I never liked my feet. My mother used to tell people that when I was little, my footprints in the sand; looked like a duck had waddled by. My foot shame grew as I did; shapely legs, slender ankles came to a grinding halt at the abomination called my feet. Nothing dainty about them. Size 9, just about as wide, and the ultimate cruelty; a second toe longer than the first.
Growing up on a farm didn’t help the situation much. As soon as school ended for the summer break, the shoes came off. We called them our “summer feet”; they were impervious to pain. My siblings and I put a lot of effort into this pursuit. For the first week of vacation we hobbled about gingerly – hot pavement, gravel, brambles – miraculously each of us declared the arrival of our leather feet. We became unstoppable; we ran like the wind, oblivious to all but the sharpest misplaced nail.
Old people’s feet horrified me. Nails so thick and curled it would take a saw to cut them, toes bent and misshapen, callouses glistening with a sickly yellow hue, veins swollen by time. I stared in astonishment wondering how some of these people found the courage to don sandals. Sure it was hot; but think of the children.
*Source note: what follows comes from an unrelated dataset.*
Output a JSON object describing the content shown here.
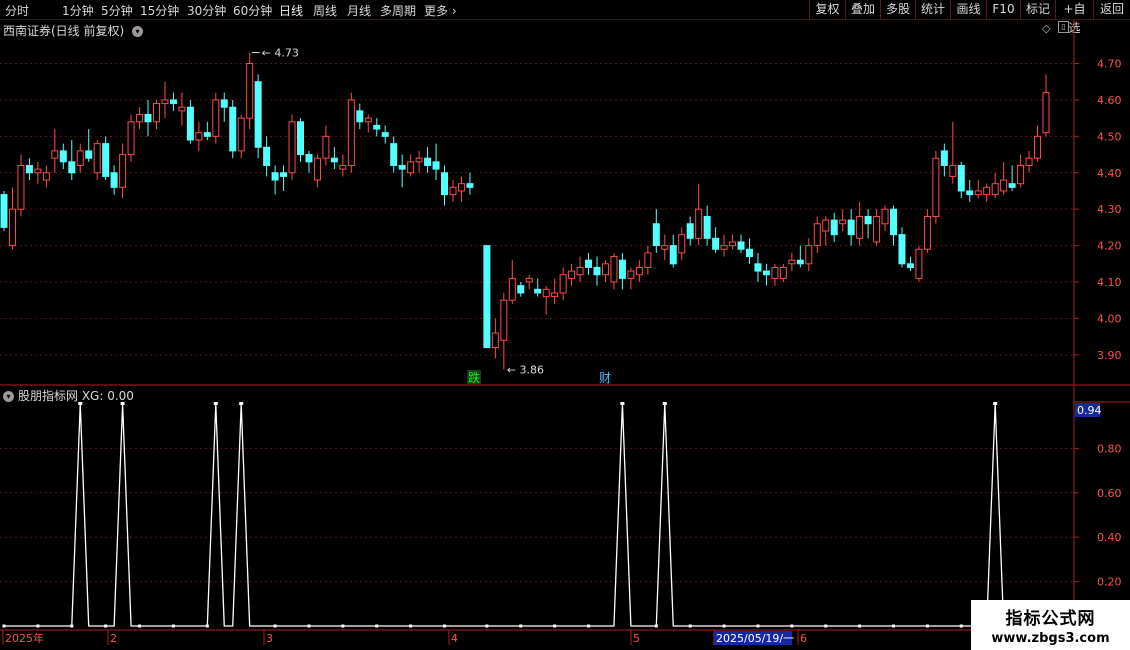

These props belonged in a horror movie.
I buried my feet in the sand, suffered in shoes half a size too small, and sadly said goodbye to summer feet. I missed those summer feet most of all. My head sternly told my heart I could avoid making a bad situation worse by letting them go. It got easier once I moved to the city; before long I was doing the ouch ouch dance on hot sand just like every other city dweller.
As time passed it started to matter less and less. I found myself looking at feet with interest rather than repulsion. Feet told me a lot about the person, they posed questions, were a window into lives. I painted my toe nails, let my feet touch grass, and swear I’ve tasted summer feet once or twice. The other day my daughter said – holy crap, look at your feet. Hardly even curling my toes I smiled inside, knowing she’d figure it out someday. Once you find beauty in feet, your eyes are open to beauty in the most unexpected of places.